The real Wozniak said that what you see in that clip never actually happened, and that the two men never had a conversation of the kind. He stated that their personalities are not accurately represented. Obviously, there are already a limitless number of opinions and comments circulating the Internet in favor and against this biopic as to who the true architect behind the entire Apple ecosystem was.
From what you can see in the video clip, and from the fact that an actor such as Ashton Kutcher was chosen to play the leading role, you can bet that the movie’s idea is to portray Jobs as a remarkable visionary in the world of technology, and a man who radically changed our culture. On the other hand, Wozniak remains firm that it was he who had all the great ideas, and that Jobs was the clever entrepreneur who time and time again found the way to transform those ideas into money.

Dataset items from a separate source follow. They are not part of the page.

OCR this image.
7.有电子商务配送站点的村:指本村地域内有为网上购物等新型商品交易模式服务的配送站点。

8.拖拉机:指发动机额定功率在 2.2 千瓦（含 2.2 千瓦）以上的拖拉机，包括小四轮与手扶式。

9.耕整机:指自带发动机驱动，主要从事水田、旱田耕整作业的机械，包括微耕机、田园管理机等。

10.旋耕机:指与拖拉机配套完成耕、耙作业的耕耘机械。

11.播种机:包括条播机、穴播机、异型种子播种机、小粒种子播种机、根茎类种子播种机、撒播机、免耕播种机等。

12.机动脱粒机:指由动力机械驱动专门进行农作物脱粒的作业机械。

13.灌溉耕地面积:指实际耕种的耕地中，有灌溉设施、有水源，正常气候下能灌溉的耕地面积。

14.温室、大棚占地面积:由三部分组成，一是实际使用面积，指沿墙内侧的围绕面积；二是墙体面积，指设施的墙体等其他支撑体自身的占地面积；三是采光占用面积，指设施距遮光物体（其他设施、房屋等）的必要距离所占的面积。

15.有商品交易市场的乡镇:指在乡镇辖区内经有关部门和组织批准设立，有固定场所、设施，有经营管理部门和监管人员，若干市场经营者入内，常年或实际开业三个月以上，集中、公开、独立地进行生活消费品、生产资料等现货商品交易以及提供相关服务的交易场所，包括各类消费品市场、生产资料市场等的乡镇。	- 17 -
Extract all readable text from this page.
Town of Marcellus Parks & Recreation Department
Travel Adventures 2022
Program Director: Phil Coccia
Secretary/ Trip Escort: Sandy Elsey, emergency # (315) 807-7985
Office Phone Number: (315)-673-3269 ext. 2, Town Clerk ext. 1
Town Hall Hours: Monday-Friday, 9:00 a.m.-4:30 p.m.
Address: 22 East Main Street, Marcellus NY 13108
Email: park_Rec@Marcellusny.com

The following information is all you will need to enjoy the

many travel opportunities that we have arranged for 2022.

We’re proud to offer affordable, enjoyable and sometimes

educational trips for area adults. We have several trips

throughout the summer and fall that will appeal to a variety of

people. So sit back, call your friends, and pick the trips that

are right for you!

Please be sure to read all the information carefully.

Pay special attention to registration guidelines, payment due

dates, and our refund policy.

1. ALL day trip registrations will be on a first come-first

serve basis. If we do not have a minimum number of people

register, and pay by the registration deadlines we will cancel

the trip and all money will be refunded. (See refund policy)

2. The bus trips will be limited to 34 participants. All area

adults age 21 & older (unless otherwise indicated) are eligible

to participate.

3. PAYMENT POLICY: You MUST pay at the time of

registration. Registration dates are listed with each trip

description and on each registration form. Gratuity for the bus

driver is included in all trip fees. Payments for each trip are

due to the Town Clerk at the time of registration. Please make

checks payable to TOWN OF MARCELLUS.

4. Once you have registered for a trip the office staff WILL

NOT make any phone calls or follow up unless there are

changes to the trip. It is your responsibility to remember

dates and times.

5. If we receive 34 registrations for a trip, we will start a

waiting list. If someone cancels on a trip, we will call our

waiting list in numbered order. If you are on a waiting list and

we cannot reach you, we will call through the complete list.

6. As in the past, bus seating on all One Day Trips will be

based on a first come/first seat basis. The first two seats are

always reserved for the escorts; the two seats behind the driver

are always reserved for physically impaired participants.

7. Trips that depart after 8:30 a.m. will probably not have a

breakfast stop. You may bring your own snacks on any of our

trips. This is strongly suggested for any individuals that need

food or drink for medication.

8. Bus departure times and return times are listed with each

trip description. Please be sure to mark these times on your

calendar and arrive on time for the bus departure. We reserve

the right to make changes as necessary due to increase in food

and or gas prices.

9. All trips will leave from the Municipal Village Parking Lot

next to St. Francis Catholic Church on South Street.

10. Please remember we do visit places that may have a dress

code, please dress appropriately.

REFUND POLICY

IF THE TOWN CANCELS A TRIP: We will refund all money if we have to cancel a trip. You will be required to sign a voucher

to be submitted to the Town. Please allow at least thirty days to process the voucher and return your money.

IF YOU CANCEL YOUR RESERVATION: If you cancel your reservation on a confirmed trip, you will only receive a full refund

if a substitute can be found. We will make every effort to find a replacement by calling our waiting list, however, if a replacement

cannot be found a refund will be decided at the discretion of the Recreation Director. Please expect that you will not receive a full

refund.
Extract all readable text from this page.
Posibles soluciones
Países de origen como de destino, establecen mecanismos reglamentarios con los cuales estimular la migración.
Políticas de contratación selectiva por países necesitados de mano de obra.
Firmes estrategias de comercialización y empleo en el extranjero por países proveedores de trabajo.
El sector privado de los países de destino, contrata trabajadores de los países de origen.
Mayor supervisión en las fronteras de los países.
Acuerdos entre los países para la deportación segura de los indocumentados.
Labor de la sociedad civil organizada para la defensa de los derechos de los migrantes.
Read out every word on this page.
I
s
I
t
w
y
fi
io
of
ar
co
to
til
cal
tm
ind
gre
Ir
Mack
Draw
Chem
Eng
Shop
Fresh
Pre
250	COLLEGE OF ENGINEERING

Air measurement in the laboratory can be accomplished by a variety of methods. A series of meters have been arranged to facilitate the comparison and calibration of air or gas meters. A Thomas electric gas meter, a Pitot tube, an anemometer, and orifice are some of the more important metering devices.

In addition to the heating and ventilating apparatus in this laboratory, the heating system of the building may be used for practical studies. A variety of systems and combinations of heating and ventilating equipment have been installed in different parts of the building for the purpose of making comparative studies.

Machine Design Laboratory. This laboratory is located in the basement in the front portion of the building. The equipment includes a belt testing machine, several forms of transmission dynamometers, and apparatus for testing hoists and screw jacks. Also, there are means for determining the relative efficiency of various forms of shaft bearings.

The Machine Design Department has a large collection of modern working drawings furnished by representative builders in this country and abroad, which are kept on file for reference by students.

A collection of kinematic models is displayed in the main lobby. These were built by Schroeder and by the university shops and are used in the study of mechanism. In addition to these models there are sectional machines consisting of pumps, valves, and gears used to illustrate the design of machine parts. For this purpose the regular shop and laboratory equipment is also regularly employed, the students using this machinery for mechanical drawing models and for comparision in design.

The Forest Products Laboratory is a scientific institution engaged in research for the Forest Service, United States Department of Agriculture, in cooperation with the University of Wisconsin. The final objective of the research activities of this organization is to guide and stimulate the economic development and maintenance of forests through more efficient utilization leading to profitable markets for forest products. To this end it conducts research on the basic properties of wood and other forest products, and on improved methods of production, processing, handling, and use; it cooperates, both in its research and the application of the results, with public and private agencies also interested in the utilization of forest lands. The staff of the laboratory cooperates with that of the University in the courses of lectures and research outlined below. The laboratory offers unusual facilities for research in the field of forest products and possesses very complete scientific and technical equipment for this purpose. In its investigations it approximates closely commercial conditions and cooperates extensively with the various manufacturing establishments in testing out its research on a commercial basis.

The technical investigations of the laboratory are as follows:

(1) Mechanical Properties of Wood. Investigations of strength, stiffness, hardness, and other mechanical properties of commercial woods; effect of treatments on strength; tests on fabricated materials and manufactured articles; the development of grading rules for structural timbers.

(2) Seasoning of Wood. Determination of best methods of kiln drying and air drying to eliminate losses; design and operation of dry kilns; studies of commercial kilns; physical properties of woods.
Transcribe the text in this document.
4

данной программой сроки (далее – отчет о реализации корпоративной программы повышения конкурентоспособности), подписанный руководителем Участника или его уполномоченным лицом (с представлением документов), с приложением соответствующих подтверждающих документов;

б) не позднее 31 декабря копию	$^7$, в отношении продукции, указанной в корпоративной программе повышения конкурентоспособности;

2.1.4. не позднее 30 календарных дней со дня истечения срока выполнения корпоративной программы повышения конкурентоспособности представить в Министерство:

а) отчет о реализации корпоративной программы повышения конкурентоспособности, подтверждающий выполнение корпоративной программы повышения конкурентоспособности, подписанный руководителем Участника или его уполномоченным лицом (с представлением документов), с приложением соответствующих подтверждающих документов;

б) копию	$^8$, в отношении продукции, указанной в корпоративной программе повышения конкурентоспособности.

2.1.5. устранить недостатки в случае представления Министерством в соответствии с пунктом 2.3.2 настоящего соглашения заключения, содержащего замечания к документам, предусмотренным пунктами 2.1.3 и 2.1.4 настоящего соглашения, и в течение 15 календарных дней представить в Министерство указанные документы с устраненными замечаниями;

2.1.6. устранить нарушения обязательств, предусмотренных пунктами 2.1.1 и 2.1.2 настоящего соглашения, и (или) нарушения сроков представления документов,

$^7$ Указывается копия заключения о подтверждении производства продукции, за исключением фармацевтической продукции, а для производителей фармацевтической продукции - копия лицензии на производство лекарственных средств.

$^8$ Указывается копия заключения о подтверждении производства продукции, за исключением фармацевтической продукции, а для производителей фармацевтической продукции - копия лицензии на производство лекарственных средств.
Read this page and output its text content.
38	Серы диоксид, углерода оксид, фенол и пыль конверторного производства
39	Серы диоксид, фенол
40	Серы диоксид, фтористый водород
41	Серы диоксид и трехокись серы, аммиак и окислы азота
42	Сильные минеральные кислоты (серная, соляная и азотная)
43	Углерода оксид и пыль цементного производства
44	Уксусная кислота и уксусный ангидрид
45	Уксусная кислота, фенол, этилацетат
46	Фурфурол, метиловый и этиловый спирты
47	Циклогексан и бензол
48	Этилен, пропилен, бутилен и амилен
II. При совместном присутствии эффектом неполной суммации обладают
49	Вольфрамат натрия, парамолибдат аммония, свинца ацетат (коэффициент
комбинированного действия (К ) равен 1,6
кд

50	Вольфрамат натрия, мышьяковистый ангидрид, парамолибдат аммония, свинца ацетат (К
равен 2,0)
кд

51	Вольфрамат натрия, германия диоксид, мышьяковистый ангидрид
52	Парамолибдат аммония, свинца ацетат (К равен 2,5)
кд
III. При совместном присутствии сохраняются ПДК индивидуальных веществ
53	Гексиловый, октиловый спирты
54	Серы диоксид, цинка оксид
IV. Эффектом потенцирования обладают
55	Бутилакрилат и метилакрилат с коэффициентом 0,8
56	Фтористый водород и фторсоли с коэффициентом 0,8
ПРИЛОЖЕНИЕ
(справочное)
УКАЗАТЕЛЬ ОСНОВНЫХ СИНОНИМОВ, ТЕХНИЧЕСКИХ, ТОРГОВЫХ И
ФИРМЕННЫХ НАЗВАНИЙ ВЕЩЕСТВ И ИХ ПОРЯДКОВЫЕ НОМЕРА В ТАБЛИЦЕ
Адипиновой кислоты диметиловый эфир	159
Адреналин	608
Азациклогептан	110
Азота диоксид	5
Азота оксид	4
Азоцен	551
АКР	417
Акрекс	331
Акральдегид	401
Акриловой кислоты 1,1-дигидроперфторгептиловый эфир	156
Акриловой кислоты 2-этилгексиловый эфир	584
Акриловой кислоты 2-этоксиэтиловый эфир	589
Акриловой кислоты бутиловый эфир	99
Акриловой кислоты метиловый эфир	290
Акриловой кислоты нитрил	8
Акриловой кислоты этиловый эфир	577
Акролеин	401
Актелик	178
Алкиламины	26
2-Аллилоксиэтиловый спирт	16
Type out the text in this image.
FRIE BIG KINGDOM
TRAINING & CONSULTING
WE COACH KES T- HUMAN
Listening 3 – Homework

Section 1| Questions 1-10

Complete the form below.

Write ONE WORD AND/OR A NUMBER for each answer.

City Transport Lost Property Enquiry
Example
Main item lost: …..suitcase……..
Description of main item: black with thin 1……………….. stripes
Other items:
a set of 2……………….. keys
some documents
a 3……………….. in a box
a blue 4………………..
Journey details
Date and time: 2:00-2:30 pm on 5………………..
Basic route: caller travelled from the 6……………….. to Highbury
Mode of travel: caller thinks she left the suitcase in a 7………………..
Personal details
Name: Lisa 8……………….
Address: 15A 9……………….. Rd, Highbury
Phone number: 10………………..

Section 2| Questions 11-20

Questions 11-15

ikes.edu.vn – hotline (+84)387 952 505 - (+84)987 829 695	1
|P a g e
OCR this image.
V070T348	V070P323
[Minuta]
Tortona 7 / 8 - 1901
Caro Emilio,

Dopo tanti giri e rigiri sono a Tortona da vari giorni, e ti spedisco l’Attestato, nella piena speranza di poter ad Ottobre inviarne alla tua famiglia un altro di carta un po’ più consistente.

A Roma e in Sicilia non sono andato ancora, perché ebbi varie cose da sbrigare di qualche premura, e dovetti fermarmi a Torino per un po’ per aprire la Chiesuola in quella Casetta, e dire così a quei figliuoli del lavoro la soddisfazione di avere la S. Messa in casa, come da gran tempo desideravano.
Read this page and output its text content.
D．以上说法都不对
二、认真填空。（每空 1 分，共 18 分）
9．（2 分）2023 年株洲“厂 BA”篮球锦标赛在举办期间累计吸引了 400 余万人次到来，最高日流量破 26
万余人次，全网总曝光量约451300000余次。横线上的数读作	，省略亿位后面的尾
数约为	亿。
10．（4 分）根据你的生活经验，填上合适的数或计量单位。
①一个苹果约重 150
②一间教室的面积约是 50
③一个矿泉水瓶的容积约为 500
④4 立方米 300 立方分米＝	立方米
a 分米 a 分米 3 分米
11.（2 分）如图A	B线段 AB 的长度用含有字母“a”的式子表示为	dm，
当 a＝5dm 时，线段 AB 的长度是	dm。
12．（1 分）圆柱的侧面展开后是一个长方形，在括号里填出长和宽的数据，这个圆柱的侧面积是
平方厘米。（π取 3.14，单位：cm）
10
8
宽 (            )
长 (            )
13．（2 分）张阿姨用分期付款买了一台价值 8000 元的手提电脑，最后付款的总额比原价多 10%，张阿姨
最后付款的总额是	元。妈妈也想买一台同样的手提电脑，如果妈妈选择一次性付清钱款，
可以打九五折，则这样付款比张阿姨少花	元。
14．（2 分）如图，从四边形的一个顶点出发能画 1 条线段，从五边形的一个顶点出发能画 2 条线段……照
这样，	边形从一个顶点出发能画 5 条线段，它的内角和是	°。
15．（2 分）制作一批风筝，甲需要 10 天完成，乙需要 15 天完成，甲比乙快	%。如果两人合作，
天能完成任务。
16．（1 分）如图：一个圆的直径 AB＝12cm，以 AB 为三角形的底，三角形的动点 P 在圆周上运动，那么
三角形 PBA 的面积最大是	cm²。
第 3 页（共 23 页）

The movie’s producer has responded to Steve Wozniak, saying that the movie isn’t an attempt to be a documentary that shows every event exactly how it happened, nor can it collect the exact words spoken by each person involved in each event. Of course, it isn’t question of whether or not the scene in the clip actually happened or not, but rather that the movie is as faithful as possible to what actually happened.
Meanwhile, Wozniak, who left Apple in 1987, has written his version of how Apple was founded, his relationship with Steve Jobs, and how he invented the personal computer in his book titled “iWoz”.
The movie jOBS will be released theatrically in the U.S. on April 19th.